Profit-Driven Technology Strategy
for Finance Directors, KGHM Rudna and Lubin Mines, Poland
April 1992 through October 1993
Objective: a business needs analysis / feasibility study for new information systems and ways of generating funds to finance the investment
The Board of the copper mines in Rudna and Lubin needed to upgrade their outdated information systems, but their ability to finance the investment was in doubt. They wanted to know whether the plan would enable enough funds to be generated internally as a result of the investment to be able to repay any external financing required. A secondary objective was to identify any means of generating improvements in cash flow to minimise the amount of finance that would have to be obtained.
Methodology / Analytics: strategic review; benchmarking of internal differences and comparisons with other countries and industries; redesign of business processes; IT investment prioritisation.
The initial finding was that in one mine, a clear set of objectives existed, but in the other, the new freedom of decision making offered by the market economy had still to be realised in an appropriate corporate strategy. The concepts of Critical Success Factors were introduced and Key Performance Indicators proposed, which provided a logical framework on which to develop the IT feasibility study. The analytical review revealed a very different profile of investment priorities for the two mines. In one case, the inventory position was such that the primary requirement was for a better purchasing and materials management system; in the other, the more urgent requirement was for a better general ledger and cost and management accounting In both cases, the changes in the main businesses were described in outline. The different investments in technology were prioritised according to the rapidity of cash flow and profit improvement, and the risk profile or ease of implementation.

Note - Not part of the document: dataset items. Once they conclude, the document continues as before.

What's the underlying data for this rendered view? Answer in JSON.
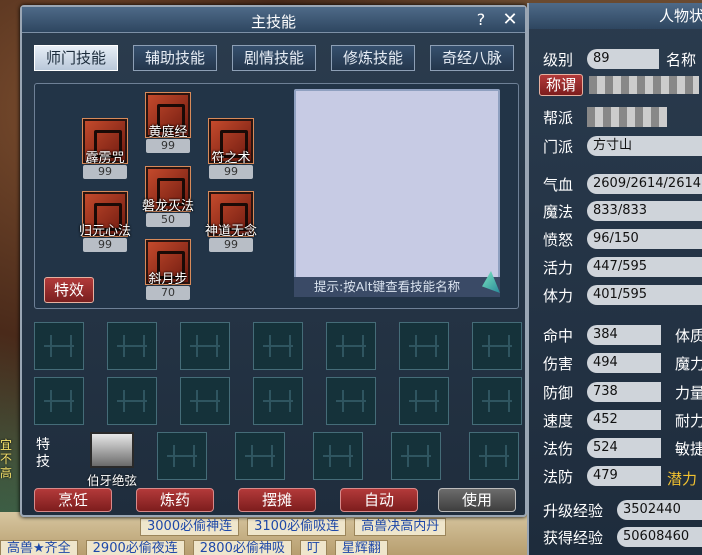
{
  "main_panel": {
    "title": "主技能",
    "help": "?",
    "close": "✕",
    "tabs": [
      "师门技能",
      "辅助技能",
      "剧情技能",
      "修炼技能",
      "奇经八脉"
    ],
    "skills": [
      {
        "name": "黄庭经",
        "level": "99"
      },
      {
        "name": "霹雳咒",
        "level": "99"
      },
      {
        "name": "符之术",
        "level": "99"
      },
      {
        "name": "磐龙灭法",
        "level": "50"
      },
      {
        "name": "归元心法",
        "level": "99"
      },
      {
        "name": "神道无念",
        "level": "99"
      },
      {
        "name": "斜月步",
        "level": "70"
      }
    ],
    "effect_button": "特效",
    "hint": "提示:按Alt键查看技能名称",
    "special_label": "特技",
    "special_skill": "伯牙绝弦",
    "actions": [
      "烹饪",
      "炼药",
      "摆摊",
      "自动",
      "使用"
    ]
  },
  "character_panel": {
    "title": "人物状",
    "level_label": "级别",
    "level": "89",
    "name_label": "名称",
    "title_button": "称谓",
    "guild_label": "帮派",
    "sect_label": "门派",
    "sect": "方寸山",
    "stats": [
      {
        "label": "气血",
        "value": "2609/2614/2614"
      },
      {
        "label": "魔法",
        "value": "833/833"
      },
      {
        "label": "愤怒",
        "value": "96/150"
      },
      {
        "label": "活力",
        "value": "447/595"
      },
      {
        "label": "体力",
        "value": "401/595"
      }
    ],
    "attrs": [
      {
        "label": "命中",
        "value": "384",
        "right": "体质"
      },
      {
        "label": "伤害",
        "value": "494",
        "right": "魔力"
      },
      {
        "label": "防御",
        "value": "738",
        "right": "力量"
      },
      {
        "label": "速度",
        "value": "452",
        "right": "耐力"
      },
      {
        "label": "法伤",
        "value": "524",
        "right": "敏捷"
      },
      {
        "label": "法防",
        "value": "479",
        "right": "潜力"
      }
    ],
    "exp_up_label": "升级经验",
    "exp_up": "3502440",
    "exp_got_label": "获得经验",
    "exp_got": "50608460"
  },
  "background": {
    "side_text": "宜不高",
    "banner_row1": [
      "3000必偷神连",
      "3100必偷吸连",
      "高兽决高内丹"
    ],
    "banner_row2": [
      "高兽★齐全",
      "2900必偷夜连",
      "2800必偷神吸",
      "叮",
      "星辉翻"
    ]
  }
}
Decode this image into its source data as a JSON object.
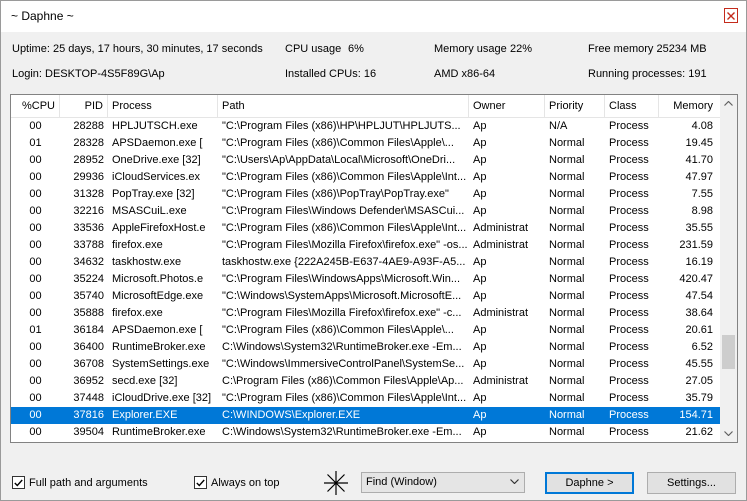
{
  "window": {
    "title": "~ Daphne ~"
  },
  "info": {
    "uptime": "Uptime: 25 days, 17 hours, 30 minutes, 17 seconds",
    "cpu_usage_label": "CPU usage",
    "cpu_usage_value": "6%",
    "memory_usage_label": "Memory usage",
    "memory_usage_value": "22%",
    "free_memory": "Free memory 25234 MB",
    "login": "Login: DESKTOP-4S5F89G\\Ap",
    "installed_cpus": "Installed CPUs: 16",
    "arch": "AMD x86-64",
    "running_processes": "Running processes:  191"
  },
  "table": {
    "columns": [
      "%CPU",
      "PID",
      "Process",
      "Path",
      "Owner",
      "Priority",
      "Class",
      "Memory"
    ],
    "rows": [
      [
        "00",
        "28288",
        "HPLJUTSCH.exe",
        "\"C:\\Program Files (x86)\\HP\\HPLJUT\\HPLJUTS...",
        "Ap",
        "N/A",
        "Process",
        "4.08"
      ],
      [
        "01",
        "28328",
        "APSDaemon.exe [",
        "\"C:\\Program Files (x86)\\Common Files\\Apple\\...",
        "Ap",
        "Normal",
        "Process",
        "19.45"
      ],
      [
        "00",
        "28952",
        "OneDrive.exe [32]",
        "\"C:\\Users\\Ap\\AppData\\Local\\Microsoft\\OneDri...",
        "Ap",
        "Normal",
        "Process",
        "41.70"
      ],
      [
        "00",
        "29936",
        "iCloudServices.ex",
        "\"C:\\Program Files (x86)\\Common Files\\Apple\\Int...",
        "Ap",
        "Normal",
        "Process",
        "47.97"
      ],
      [
        "00",
        "31328",
        "PopTray.exe [32]",
        "\"C:\\Program Files (x86)\\PopTray\\PopTray.exe\"",
        "Ap",
        "Normal",
        "Process",
        "7.55"
      ],
      [
        "00",
        "32216",
        "MSASCuiL.exe",
        "\"C:\\Program Files\\Windows Defender\\MSASCui...",
        "Ap",
        "Normal",
        "Process",
        "8.98"
      ],
      [
        "00",
        "33536",
        "AppleFirefoxHost.e",
        "\"C:\\Program Files (x86)\\Common Files\\Apple\\Int...",
        "Administrat",
        "Normal",
        "Process",
        "35.55"
      ],
      [
        "00",
        "33788",
        "firefox.exe",
        "\"C:\\Program Files\\Mozilla Firefox\\firefox.exe\" -os...",
        "Administrat",
        "Normal",
        "Process",
        "231.59"
      ],
      [
        "00",
        "34632",
        "taskhostw.exe",
        "taskhostw.exe {222A245B-E637-4AE9-A93F-A5...",
        "Ap",
        "Normal",
        "Process",
        "16.19"
      ],
      [
        "00",
        "35224",
        "Microsoft.Photos.e",
        "\"C:\\Program Files\\WindowsApps\\Microsoft.Win...",
        "Ap",
        "Normal",
        "Process",
        "420.47"
      ],
      [
        "00",
        "35740",
        "MicrosoftEdge.exe",
        "\"C:\\Windows\\SystemApps\\Microsoft.MicrosoftE...",
        "Ap",
        "Normal",
        "Process",
        "47.54"
      ],
      [
        "00",
        "35888",
        "firefox.exe",
        "\"C:\\Program Files\\Mozilla Firefox\\firefox.exe\" -c...",
        "Administrat",
        "Normal",
        "Process",
        "38.64"
      ],
      [
        "01",
        "36184",
        "APSDaemon.exe [",
        "\"C:\\Program Files (x86)\\Common Files\\Apple\\...",
        "Ap",
        "Normal",
        "Process",
        "20.61"
      ],
      [
        "00",
        "36400",
        "RuntimeBroker.exe",
        "C:\\Windows\\System32\\RuntimeBroker.exe -Em...",
        "Ap",
        "Normal",
        "Process",
        "6.52"
      ],
      [
        "00",
        "36708",
        "SystemSettings.exe",
        "\"C:\\Windows\\ImmersiveControlPanel\\SystemSe...",
        "Ap",
        "Normal",
        "Process",
        "45.55"
      ],
      [
        "00",
        "36952",
        "secd.exe [32]",
        "C:\\Program Files (x86)\\Common Files\\Apple\\Ap...",
        "Administrat",
        "Normal",
        "Process",
        "27.05"
      ],
      [
        "00",
        "37448",
        "iCloudDrive.exe [32]",
        "\"C:\\Program Files (x86)\\Common Files\\Apple\\Int...",
        "Ap",
        "Normal",
        "Process",
        "35.79"
      ],
      [
        "00",
        "37816",
        "Explorer.EXE",
        "C:\\WINDOWS\\Explorer.EXE",
        "Ap",
        "Normal",
        "Process",
        "154.71"
      ],
      [
        "00",
        "39504",
        "RuntimeBroker.exe",
        "C:\\Windows\\System32\\RuntimeBroker.exe -Em...",
        "Ap",
        "Normal",
        "Process",
        "21.62"
      ]
    ],
    "selected_pid": "37816"
  },
  "footer": {
    "full_path_label": "Full path and arguments",
    "always_on_top_label": "Always on top",
    "find_value": "Find (Window)",
    "daphne_button": "Daphne >",
    "settings_button": "Settings..."
  },
  "colors": {
    "selection": "#0078d7",
    "close_border": "#c42b1c"
  }
}
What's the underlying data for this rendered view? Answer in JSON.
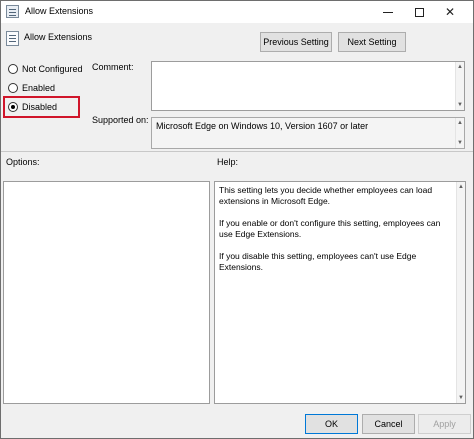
{
  "window": {
    "title": "Allow Extensions",
    "minimize_icon": "minimize-icon",
    "maximize_icon": "maximize-icon",
    "close_glyph": "✕"
  },
  "header": {
    "policy_name": "Allow Extensions",
    "previous_label": "Previous Setting",
    "next_label": "Next Setting"
  },
  "state": {
    "options": [
      {
        "label": "Not Configured",
        "checked": false
      },
      {
        "label": "Enabled",
        "checked": false
      },
      {
        "label": "Disabled",
        "checked": true
      }
    ],
    "highlight_color": "#d0152a"
  },
  "comment": {
    "label": "Comment:",
    "value": ""
  },
  "supported": {
    "label": "Supported on:",
    "value": "Microsoft Edge on Windows 10, Version 1607 or later"
  },
  "options_panel": {
    "label": "Options:"
  },
  "help_panel": {
    "label": "Help:",
    "paragraphs": [
      "This setting lets you decide whether employees can load extensions in Microsoft Edge.",
      "If you enable or don't configure this setting, employees can use Edge Extensions.",
      "If you disable this setting, employees can't use Edge Extensions."
    ]
  },
  "footer": {
    "ok_label": "OK",
    "cancel_label": "Cancel",
    "apply_label": "Apply"
  },
  "scroll": {
    "up_glyph": "▲",
    "down_glyph": "▼"
  }
}
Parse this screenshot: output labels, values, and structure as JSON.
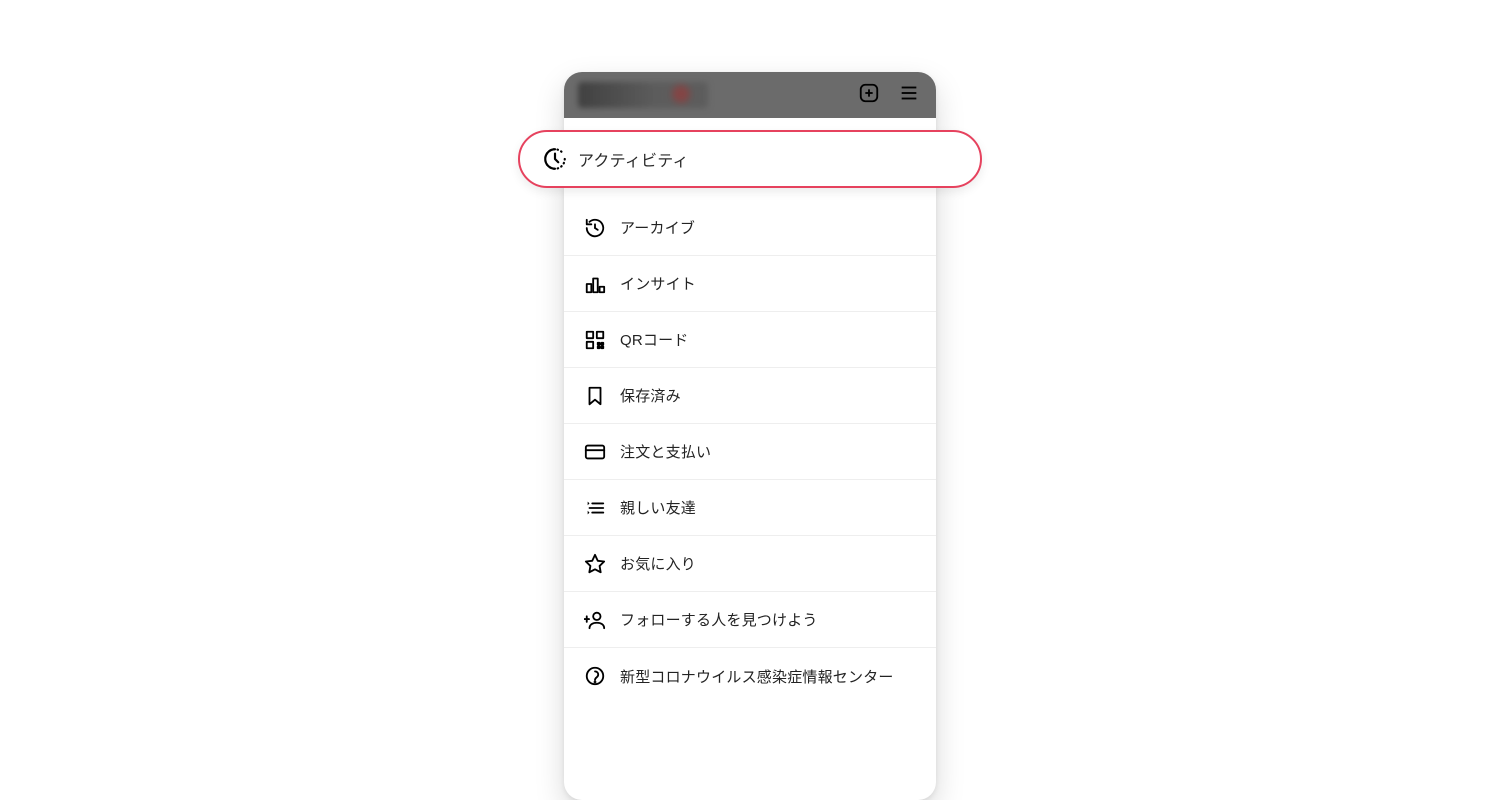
{
  "highlight": {
    "label": "アクティビティ"
  },
  "menu": {
    "items": [
      {
        "label": "アーカイブ"
      },
      {
        "label": "インサイト"
      },
      {
        "label": "QRコード"
      },
      {
        "label": "保存済み"
      },
      {
        "label": "注文と支払い"
      },
      {
        "label": "親しい友達"
      },
      {
        "label": "お気に入り"
      },
      {
        "label": "フォローする人を見つけよう"
      },
      {
        "label": "新型コロナウイルス感染症情報センター"
      }
    ]
  },
  "colors": {
    "highlight_border": "#e6425e"
  }
}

Results: substantial profit and cash flow improvements identified, investment priorities established for new information systems.
Potential cash flow savings of £12m (over 50% of materials inventory) were identified and annual cost savings of 10-15%. Much of these came from improved processes and accountabilities, but a substantial proportion was only possible with new information systems. Unfortunately, the project was delayed due to the departure of all of the key managers in information systems and radical changes in Board personnel and the onset of strikes which made the immediate financing impossible.
(The above was a Kingdom Technology project, a business founded and managed since 1990 by Robin Hirsch.)